I still attend cardiac rehab sessions once or twice a week. They are held in the gym of a local school, and there’s a sort of stoical fellowship amongst us as the instructor gets us to walk around doing various exercises, followed by work-outs on our collection of rather worn out machines, and then finally a cooling down session before we return to our various homes feeling healthy and holy. We pay an entrance fee to the company that provides the facilities for us and for many other activities, and last week I noticed for the first time the words on the bottom of the receipt: ‘Thank you for shopping at our club’.

‘Shopping’?! O.K., old people often get worked up over simple things. I am one of them and I do, but once again I feel that as a person and member of a group with a sense of purpose, I have been reduced or seduced to the level of a commercial possibility.

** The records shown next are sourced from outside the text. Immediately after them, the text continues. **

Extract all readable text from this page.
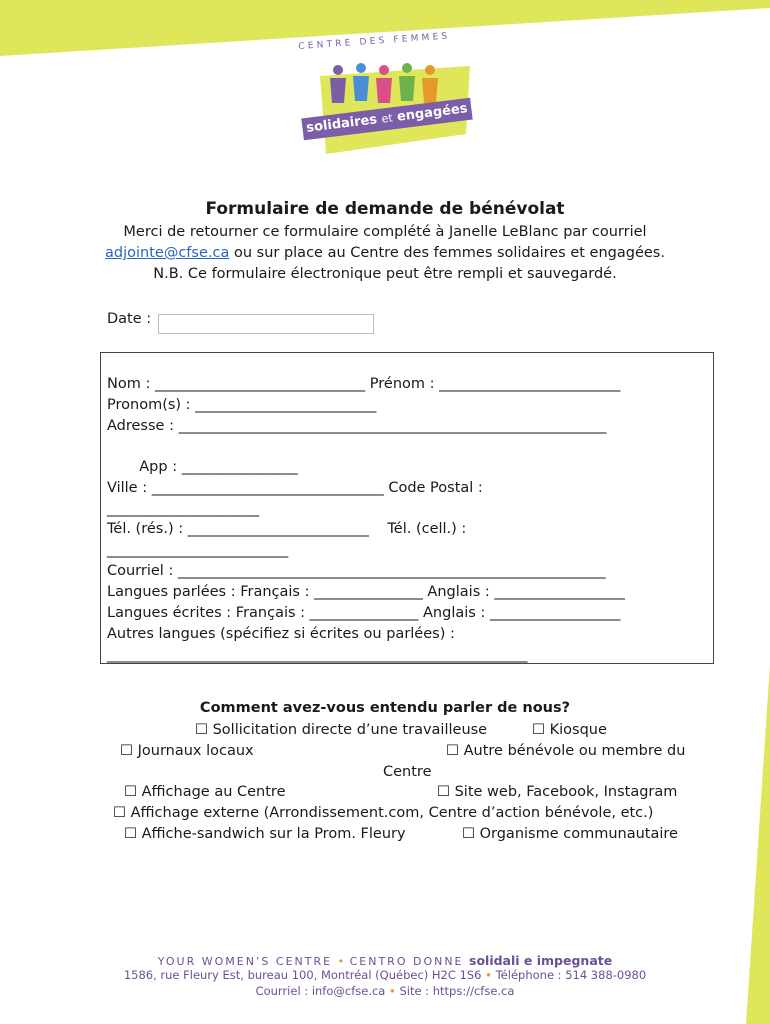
CENTRE DES FEMMES
solidaires et engagées
Formulaire de demande de bénévolat
Merci de retourner ce formulaire complété à Janelle LeBlanc par courriel
adjointe@cfse.ca ou sur place au Centre des femmes solidaires et engagées.
N.B. Ce formulaire électronique peut être rempli et sauvegardé.
Date :
Nom : _____________________________ Prénom : _________________________
Pronom(s) : _________________________
Adresse : ___________________________________________________________
App : ________________
Ville : ________________________________ Code Postal :
_____________________
Tél. (rés.) : _________________________    Tél. (cell.) :
_________________________
Courriel : ___________________________________________________________
Langues parlées : Français : _______________ Anglais : __________________
Langues écrites : Français : _______________ Anglais : __________________
Autres langues (spécifiez si écrites ou parlées) :
__________________________________________________________
Comment avez-vous entendu parler de nous?
☐ Sollicitation directe d’une travailleuse	☐ Kiosque
☐ Journaux locaux	☐ Autre bénévole ou membre du
Centre
☐ Affichage au Centre	☐ Site web, Facebook, Instagram
☐ Affichage externe (Arrondissement.com, Centre d’action bénévole, etc.)
☐ Affiche-sandwich sur la Prom. Fleury	☐ Organisme communautaire
YOUR WOMEN’S CENTRE • CENTRO DONNE solidali e impegnate
1586, rue Fleury Est, bureau 100, Montréal (Québec) H2C 1S6 • Téléphone : 514 388-0980
Courriel : info@cfse.ca • Site : https://cfse.ca
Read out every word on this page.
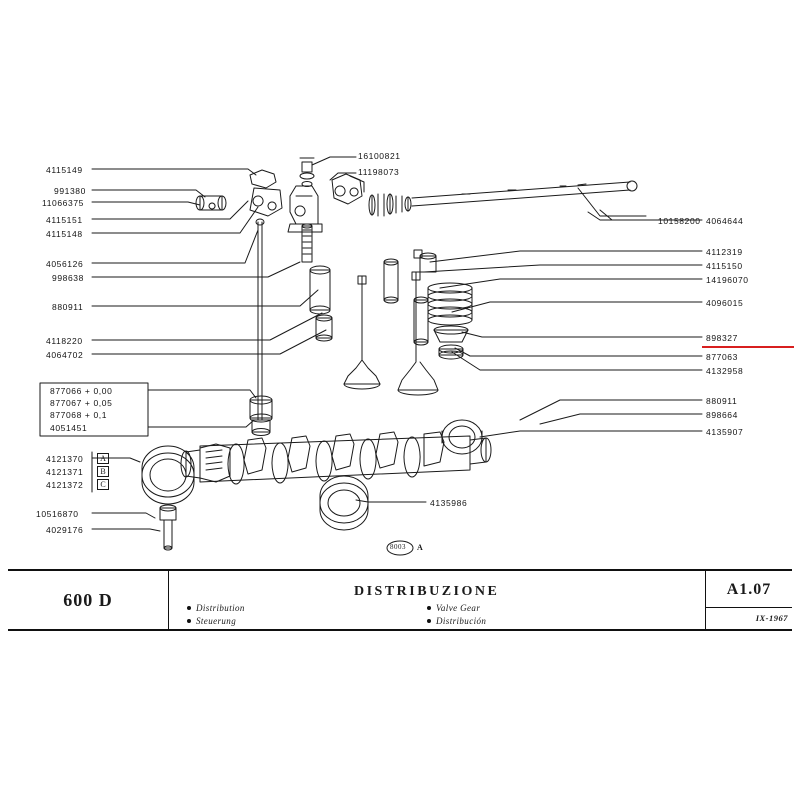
4115149
991380
11066375
4115151
4115148
4056126
998638
880911
4118220
4064702
877066 + 0,00
877067 + 0,05
877068 + 0,1
4051451
4121370
4121371
4121372
A
B
C
10516870
4029176
16100821
11198073
10158200 4064644
4112319
4115150
14196070
4096015
898327
877063
4132958
880911
898664
4135907
4135986
8003 A
600 D	DISTRIBUZIONE
Distribution
Steuerung
Valve Gear
Distribución
A1.07
IX-1967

However it seems that there is a growing movement of resistence to such an idea, as there is to the capitalist myth that making money by whatever means is more important than finding ways of working for a just and equitable society.

I have recently read Ha-Joon Chang’s book ’23 Things They Don’t tell you about Capitalism’in which he criticises ‘the over-development of the financial sector’.

I have also been reading David Marquand recent book, ‘Mammon’s Kingdom, An Essay on Britain Now’. The language of the public interest is rarely heard, he claims. The notion that the common good should take precedence over individual appetites has virtually disappeared from political discussion. He argues that ‘we have lost our bearings as a people. We no longer know who we are or where we belong.’

Owen Jones new book, ‘The Establishment:And HowThey Get Away with it’ is about to be published, and was previewed in The Guardian on Saturday.

Apparently it covers the same sort of ground of a philosophy of greed without conscience that so bothers me. Its publisher claims that the book reveals a ‘powerful and unaccountable network of people who wield massive power and reap huge profits’.

The journalist and novelist James Meek has just published his latest book ‘Private Island: Why Britain Now Belongs to Someone Else’. His main thesis is exactly how I feel. ‘In a little over a generation the bones and sinews of the British economy – rail, energy, water, postal services, municipal housing – have been sold to remote and unaccountable private owners’..’ so that Britain’s commonwealth has become private’..’with the individual consumer left to pay the ever increasing bill’.

A ‘growing movement of resistence’? And truth telling? I do hope so.